Some servers might want to filter out messages if the user doesn't have the permission to see them.

gamja currently assumes that if the server returns less messages than the limit, there are no more messages. It would be possible to change this logic to something like zero messages returned means no more history, but in pathological cases (the full page is filtered out by the server) this still breaks. msgid and timestamp based heuristics are error-prone.

References:

jwheare commented 2 years ago

There was a small discussion on this in the draft PR:

Starts here https://github.com/ircv3/ircv3-specifications/pull/393#issuecomment-721265459

Is there scope for a way to indicate that you've reached the end of history either forward or backwards, or are we content for clients to just keep requesting more until they stop seeing new messages?

slingamn commented 2 years ago

There are two slightly different issues here:

(a) If the client receives fewer messages than the requested limit, can the client assume that there are no more messages available? (b) Assuming the answer to (a) is "yes", the case where the paging window is full is still ambiguous: the paging window could be full even though there are no more messages available.
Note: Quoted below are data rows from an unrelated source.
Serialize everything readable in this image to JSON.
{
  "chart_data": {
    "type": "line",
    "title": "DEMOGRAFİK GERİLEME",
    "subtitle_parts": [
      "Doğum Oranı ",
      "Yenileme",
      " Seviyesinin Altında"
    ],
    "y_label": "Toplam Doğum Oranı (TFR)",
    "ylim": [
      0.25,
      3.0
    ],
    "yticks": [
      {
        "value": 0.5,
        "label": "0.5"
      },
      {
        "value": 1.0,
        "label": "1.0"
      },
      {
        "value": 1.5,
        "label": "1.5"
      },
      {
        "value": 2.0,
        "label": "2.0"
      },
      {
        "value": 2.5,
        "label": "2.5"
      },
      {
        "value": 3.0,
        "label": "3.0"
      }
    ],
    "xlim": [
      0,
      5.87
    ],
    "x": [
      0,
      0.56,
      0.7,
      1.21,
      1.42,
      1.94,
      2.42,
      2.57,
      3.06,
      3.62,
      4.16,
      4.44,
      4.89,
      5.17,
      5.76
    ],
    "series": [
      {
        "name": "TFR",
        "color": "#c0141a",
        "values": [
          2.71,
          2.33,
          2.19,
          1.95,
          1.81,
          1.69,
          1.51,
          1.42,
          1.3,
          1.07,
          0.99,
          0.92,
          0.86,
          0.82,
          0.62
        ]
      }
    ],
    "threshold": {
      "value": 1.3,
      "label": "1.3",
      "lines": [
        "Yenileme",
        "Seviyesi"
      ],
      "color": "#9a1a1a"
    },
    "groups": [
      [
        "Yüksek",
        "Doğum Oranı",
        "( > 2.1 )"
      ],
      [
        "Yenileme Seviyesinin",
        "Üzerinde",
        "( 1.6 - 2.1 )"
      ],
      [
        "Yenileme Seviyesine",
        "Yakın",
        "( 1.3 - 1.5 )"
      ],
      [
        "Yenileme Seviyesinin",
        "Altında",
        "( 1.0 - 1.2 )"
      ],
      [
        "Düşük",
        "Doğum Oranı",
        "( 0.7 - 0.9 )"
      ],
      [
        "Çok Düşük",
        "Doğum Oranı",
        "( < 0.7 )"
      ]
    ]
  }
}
Should we amend the spec to add an explicit indication of whether there are more messages available?

I'm leaning towards yes on (a) and no on (b). If other people feel similarly, I'll amend the spec to make (a) explicit.

slingamn commented 2 years ago

Sorry, I think I neglected two open issues on this thread. The first is the resource cost of CHATHISTORY TARGETS:

The TARGETS subcommand requires a lot of IRCd resources, possibly the most resources of any IRC command out there, and on the IRCd side I am likely to throttle it a bit extra because of that.

It seems to me that CHATHISTORY TARGETS should have a cost comparable to LIST. What makes it so expensive?

The other is the incompatibility between gamja and unrealircd. Is this still an issue? What can be done to resolve it?

slingamn commented 2 years ago

To clarify, the intent of TARGETS was that it would typically list only the channels that the user is currently joined to, which should make it significantly cheaper than LIST.

syzop commented 2 years ago

Sorry, I think I neglected two open issues on this thread. The first is the resource cost of CHATHISTORY TARGETS:

The TARGETS subcommand requires a lot of IRCd resources, possibly the most resources of any IRC command out there, and on the IRCd side I am likely to throttle it a bit extra because of that.

It seems to me that CHATHISTORY TARGETS should have a cost comparable to LIST. What makes it so expensive?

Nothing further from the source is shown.